Dans la pratique actuelle de l'Eglise romaine, un évêque déposé se trouve d'office transféré à un siège fictif, comme un évêque en retraite. Dès la notification, il se voit privé de sa charge et interdit d'en exercer les attributions. On a observé récemment le cas de Mgr Gaillot, évêque d'Evreux, transféré d'office (1995) au siège « in partibus infidelium » de Partenia, en Maurétanie césarienne (actuelle Algérie).

L’excommunication qui retran­che, comme son nom l'indique, de la communion de l'Eglise romaine, est une mesure encore plus grave. Elle fut prononcée ‘‘latae sententiae’’, c'est-à-dire d'office, selon le Code, en 1988, à l'encontre de Mgr Lefebvre, ex-archevêque de Dakar, ex-évêque de Tulle, coupable d'avoir ordonné des évêques sans le consentement de Rome. Une ordination sauvage d'évêques entraîne en effet, presque inéluctablement, un véritable état de schisme. C'est une autre Eglise qui se dresse contre l'Eglise établie.

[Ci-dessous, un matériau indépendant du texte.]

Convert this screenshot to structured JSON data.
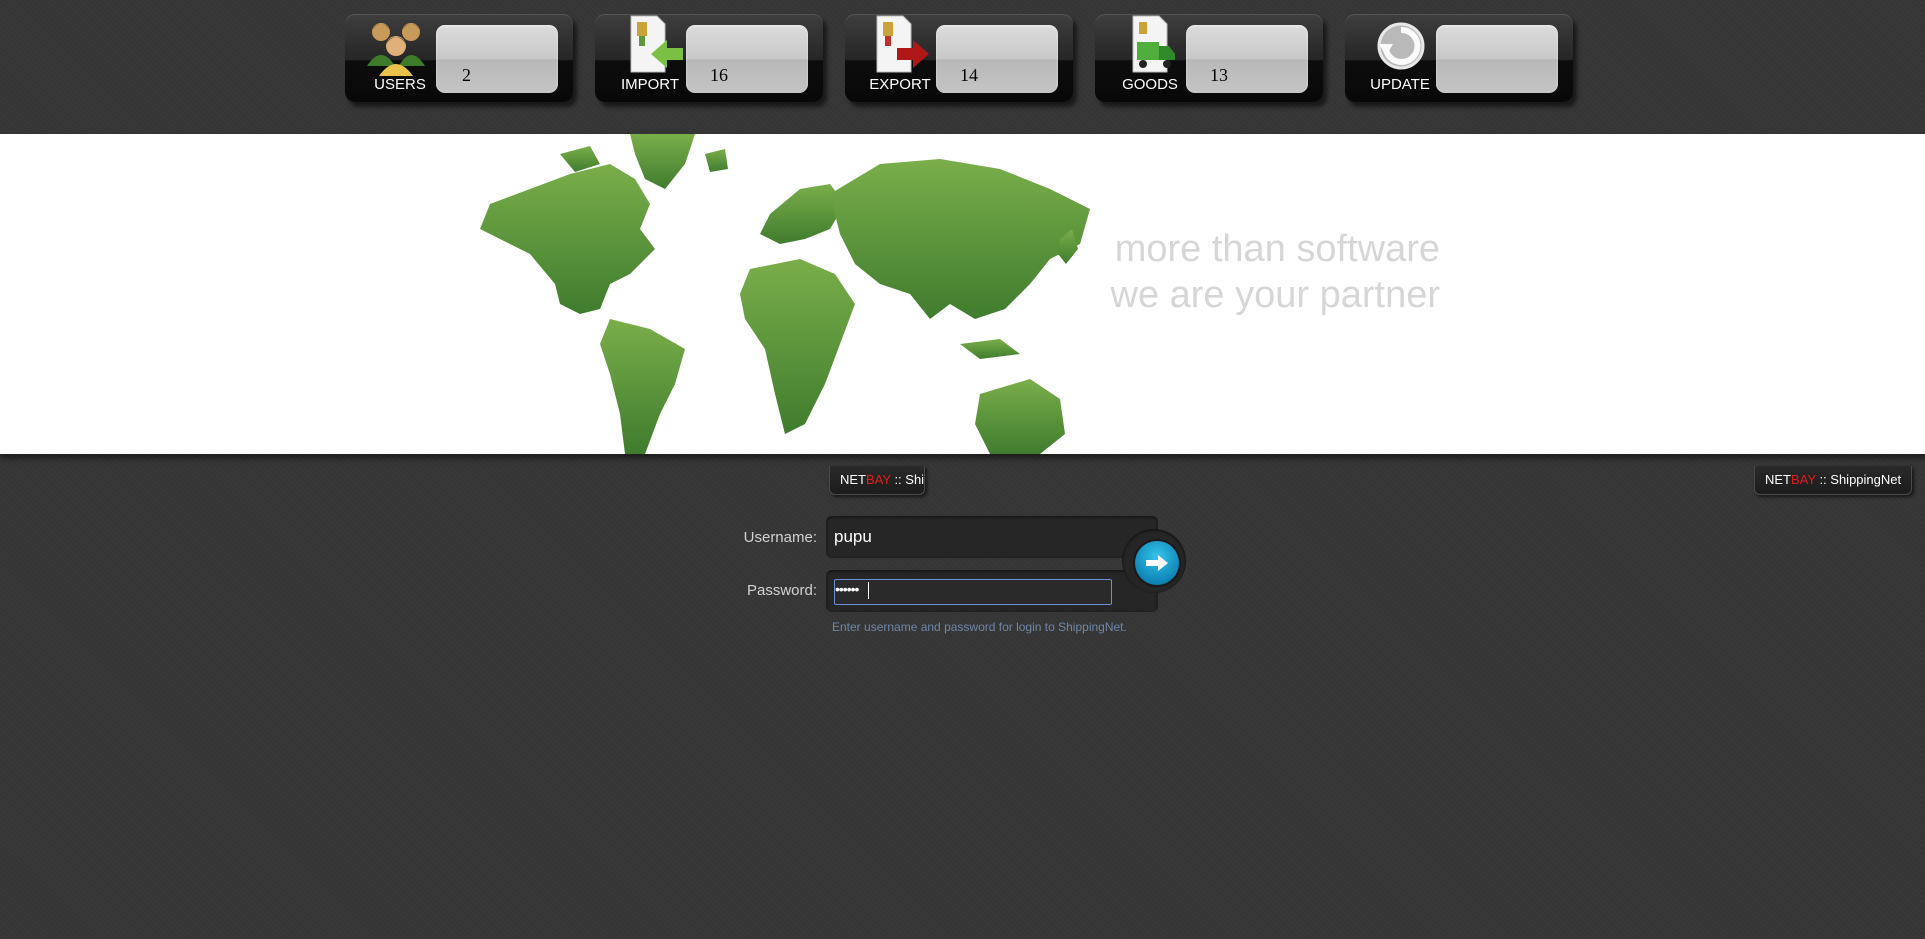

L'évêque excommunié par le Saint-Siège disparaît même de l'annuaire pontifical. Il n'est plus considéré comme faisant partie du clergé catholique. Ses pouvoirs d'ordre subsistent cependant, car ils sont éternels, et la sentence n'a d'effet que sur le terrain de la juridiction. L'évêque excommunié conserve une certaine titulature de fait, même si elle n'est pas reconnue officiellement. Il reste évêque, et même ex-évêque de tel ou tel lieu. 

Rappelons, pour sourire, un point d'histoire. Quand ils traitaient avec Talleyrand, ministre des Relations extérieures du royaume de France, les cardinaux romains le surnommaient volontiers entre eux ‘‘d'Autun’’, puisque effectivement il était ancien évêque d'Autun, même s'il était encore sous le coup de l’excommunication pour avoir contribué à fonder une Eglise schismatique : l'Eglise constitutionnelle.

Dans les Eglises orientales séparées de Rome, les synodes patriarcaux, faisant office de véritables conciles locaux, peuvent être amenés à déposer des évêques rebelles à leur autorité, voire à les exclure de leur communion. Il est même arrivé, à Constantinople par exemple, que le synode déposât son patriarche ! De fait cependant, les synodes patriarcaux dans leurs obédiences respectives ne jouissent pas, à l'évidence, d'une autorité aussi affirmée que celle du pontife romain dans l’Eglise catholique, et leurs sentences peuvent faire l'objet de contestations, même au sein de leur propre communauté.